Ao longo de vários séculos de ‘formatação’ tentativa, o capitalismo – um sistema
absolutamente impessoal e aleatório, à maneira do ‘relojoeiro cego’ darwiniano –
assumiu diversas roupagens e modalidades, sempre dobrando-se aos imperativos maiores
da economia de mercado (que é o seu mecanismo seletivo ‘natural’). O ‘pecado’ maior
dos marxistas puramente teóricos foi o de ter, em primeiro lugar, sobrevalorizado o poder
do capitalismo no contexto das economias de mercado; e de ter, em segundo lugar,
transformado um mero sistema de organização social da produção em um poderoso
superlativo conceitual, praticamente equivalente a toda a economia de mercado, quando
ele nada mais é do que uma de suas formas especiais (como já ensinou Braudel).
Convertido, assim, em um deus ex machina providencial, o conceito marxiano foi
submetido a toda uma série de distorções teóricas, inclusive as que foram aqui abordadas,
sobre sua sucessão ‘inevitável’, sem esquecer suas muitas manipulações meramente
descritivas, sob o bisturi de discípulos menos instruídos em metodologia histórica.

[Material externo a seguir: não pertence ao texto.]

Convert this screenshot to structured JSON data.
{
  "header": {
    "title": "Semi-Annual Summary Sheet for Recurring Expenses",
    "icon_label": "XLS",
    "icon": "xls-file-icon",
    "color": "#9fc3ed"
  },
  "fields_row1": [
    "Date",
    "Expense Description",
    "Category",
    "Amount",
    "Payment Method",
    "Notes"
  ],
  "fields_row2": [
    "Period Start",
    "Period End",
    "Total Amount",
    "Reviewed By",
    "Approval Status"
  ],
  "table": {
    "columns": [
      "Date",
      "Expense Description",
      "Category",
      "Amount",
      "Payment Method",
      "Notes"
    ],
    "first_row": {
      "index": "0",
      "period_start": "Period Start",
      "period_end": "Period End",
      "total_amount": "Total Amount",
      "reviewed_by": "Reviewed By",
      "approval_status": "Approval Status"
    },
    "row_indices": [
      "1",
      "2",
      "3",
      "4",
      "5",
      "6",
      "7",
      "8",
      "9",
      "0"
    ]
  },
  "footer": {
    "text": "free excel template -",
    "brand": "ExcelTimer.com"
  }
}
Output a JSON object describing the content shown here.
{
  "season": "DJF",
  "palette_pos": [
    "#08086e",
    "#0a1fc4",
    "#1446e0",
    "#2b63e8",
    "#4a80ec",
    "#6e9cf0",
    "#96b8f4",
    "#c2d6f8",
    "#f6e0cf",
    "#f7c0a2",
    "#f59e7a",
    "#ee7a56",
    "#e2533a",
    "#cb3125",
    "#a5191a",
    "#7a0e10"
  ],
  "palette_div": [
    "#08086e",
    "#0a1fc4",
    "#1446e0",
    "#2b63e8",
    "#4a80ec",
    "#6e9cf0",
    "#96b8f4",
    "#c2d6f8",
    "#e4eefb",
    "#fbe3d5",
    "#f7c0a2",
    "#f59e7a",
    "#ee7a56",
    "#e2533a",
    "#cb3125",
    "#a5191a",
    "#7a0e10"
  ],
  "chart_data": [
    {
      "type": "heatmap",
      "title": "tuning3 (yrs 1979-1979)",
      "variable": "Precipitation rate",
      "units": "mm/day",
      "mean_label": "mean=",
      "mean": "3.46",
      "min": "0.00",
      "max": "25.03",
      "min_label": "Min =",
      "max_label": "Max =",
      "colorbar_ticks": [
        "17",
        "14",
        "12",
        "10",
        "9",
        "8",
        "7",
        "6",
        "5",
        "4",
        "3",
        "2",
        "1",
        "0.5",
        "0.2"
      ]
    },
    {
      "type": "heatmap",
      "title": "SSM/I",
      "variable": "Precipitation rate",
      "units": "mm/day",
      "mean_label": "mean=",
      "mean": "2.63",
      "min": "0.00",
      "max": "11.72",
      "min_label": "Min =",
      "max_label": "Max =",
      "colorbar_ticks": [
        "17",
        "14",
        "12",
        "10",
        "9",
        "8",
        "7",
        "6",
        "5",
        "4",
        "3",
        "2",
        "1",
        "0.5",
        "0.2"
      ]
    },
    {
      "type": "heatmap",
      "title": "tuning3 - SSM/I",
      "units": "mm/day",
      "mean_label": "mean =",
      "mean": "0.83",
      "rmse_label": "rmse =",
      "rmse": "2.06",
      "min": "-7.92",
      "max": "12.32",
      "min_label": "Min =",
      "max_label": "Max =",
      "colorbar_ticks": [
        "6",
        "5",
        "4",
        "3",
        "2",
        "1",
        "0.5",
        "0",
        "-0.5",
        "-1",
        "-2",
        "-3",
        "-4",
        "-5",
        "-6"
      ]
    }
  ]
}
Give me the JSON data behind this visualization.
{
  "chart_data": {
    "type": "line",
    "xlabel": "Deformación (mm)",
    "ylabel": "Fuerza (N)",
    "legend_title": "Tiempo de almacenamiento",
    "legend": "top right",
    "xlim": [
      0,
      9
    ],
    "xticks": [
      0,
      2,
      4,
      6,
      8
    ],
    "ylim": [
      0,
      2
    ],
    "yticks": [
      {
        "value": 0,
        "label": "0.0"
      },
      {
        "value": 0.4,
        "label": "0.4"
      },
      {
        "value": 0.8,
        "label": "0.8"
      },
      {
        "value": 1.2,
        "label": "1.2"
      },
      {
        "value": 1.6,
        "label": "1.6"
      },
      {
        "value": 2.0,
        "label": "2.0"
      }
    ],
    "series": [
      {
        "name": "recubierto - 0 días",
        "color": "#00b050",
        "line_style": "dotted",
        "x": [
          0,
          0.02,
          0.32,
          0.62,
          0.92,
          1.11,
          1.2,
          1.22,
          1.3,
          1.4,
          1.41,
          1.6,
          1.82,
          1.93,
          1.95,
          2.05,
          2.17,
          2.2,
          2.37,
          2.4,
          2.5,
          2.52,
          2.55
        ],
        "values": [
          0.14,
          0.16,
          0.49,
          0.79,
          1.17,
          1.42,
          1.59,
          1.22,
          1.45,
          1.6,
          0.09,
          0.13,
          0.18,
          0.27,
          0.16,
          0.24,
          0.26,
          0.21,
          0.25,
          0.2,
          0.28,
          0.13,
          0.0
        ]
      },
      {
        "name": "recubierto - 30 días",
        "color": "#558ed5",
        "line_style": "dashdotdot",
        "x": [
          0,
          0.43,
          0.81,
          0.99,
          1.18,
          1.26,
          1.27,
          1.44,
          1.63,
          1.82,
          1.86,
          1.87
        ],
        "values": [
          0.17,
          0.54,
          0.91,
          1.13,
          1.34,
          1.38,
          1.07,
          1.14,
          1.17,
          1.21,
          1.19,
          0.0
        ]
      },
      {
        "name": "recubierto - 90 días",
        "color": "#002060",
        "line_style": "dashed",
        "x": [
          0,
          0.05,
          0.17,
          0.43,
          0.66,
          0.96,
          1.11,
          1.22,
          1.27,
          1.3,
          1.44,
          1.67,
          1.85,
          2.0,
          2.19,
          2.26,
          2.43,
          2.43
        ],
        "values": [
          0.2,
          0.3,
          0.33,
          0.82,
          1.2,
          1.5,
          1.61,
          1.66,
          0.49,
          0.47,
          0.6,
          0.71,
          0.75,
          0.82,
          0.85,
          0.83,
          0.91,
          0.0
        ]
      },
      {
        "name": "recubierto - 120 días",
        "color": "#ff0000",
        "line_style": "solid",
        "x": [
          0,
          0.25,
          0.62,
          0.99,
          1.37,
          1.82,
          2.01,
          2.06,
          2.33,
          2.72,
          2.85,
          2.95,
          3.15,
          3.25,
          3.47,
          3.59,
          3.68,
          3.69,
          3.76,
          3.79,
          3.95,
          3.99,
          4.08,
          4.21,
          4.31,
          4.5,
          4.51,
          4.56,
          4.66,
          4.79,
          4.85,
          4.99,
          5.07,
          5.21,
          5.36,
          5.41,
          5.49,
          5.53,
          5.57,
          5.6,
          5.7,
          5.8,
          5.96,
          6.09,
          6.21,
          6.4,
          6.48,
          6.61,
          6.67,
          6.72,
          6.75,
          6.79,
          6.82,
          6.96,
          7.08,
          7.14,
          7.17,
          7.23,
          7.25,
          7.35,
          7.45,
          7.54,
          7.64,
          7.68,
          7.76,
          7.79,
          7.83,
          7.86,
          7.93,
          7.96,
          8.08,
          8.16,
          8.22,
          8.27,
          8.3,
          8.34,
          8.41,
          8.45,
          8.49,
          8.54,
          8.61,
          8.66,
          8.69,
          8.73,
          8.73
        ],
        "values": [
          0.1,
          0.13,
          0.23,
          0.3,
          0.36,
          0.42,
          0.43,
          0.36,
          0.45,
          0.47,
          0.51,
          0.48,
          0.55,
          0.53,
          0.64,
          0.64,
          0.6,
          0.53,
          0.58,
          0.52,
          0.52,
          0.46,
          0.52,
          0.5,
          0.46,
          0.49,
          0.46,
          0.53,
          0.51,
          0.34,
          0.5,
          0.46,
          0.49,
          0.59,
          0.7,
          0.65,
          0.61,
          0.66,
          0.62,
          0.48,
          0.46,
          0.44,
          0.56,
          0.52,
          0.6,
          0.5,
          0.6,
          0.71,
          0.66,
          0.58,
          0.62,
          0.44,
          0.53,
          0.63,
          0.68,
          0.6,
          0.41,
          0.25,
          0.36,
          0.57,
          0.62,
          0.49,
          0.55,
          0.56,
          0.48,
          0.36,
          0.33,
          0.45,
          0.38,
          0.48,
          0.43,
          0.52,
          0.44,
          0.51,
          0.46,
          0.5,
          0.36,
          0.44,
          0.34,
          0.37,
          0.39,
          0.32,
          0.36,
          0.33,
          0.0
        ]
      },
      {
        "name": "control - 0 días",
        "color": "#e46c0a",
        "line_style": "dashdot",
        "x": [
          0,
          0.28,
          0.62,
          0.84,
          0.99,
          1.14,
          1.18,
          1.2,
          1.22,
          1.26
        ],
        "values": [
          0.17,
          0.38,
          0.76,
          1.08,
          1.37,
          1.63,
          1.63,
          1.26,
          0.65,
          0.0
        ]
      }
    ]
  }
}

É de se esperar que os atuais sucessores do marxismo estabelecido sejam mais
cuidadosos, senão no terreno da prática, pelo menos no plano da elaboração teórica,
evitando, assim, incorrer em novas falácias acadêmicas nesse terreno áspero da
hermenêutica histórica. 19 A conferir...

18 Ver o opúsculo analítico de Ludwig von Mises, O Cálculo Econômico na Comunidade Socialista (1920),
disponível em inglês no site dedicado às obras desse economista: www.vonmises.org. Para maiores
elaborações em torno do mesmo tema, ver meu ensaio “Falácias acadêmicas, 8: os mitos da utopia.
19 Não se deve confiar muito, porém: um representante distinguido da tribo, Frederic Jameson, pretende,
assim, que “um capitalismo pós-moderno exige necessariamente que se lhe contraponha um marxismo pósmoderno”,
o que, obviamente, não quer dizer rigorosamente nada. Cf. Cesar Altamira, Os Marxismos no
Novo Século ( Rio de Janeiro: Civilização Brasileira, 2008); citação extraída do Prólogo de Antonio Negri,
que parece concordar com esse inútil jogo de palavras; cf. p. 13.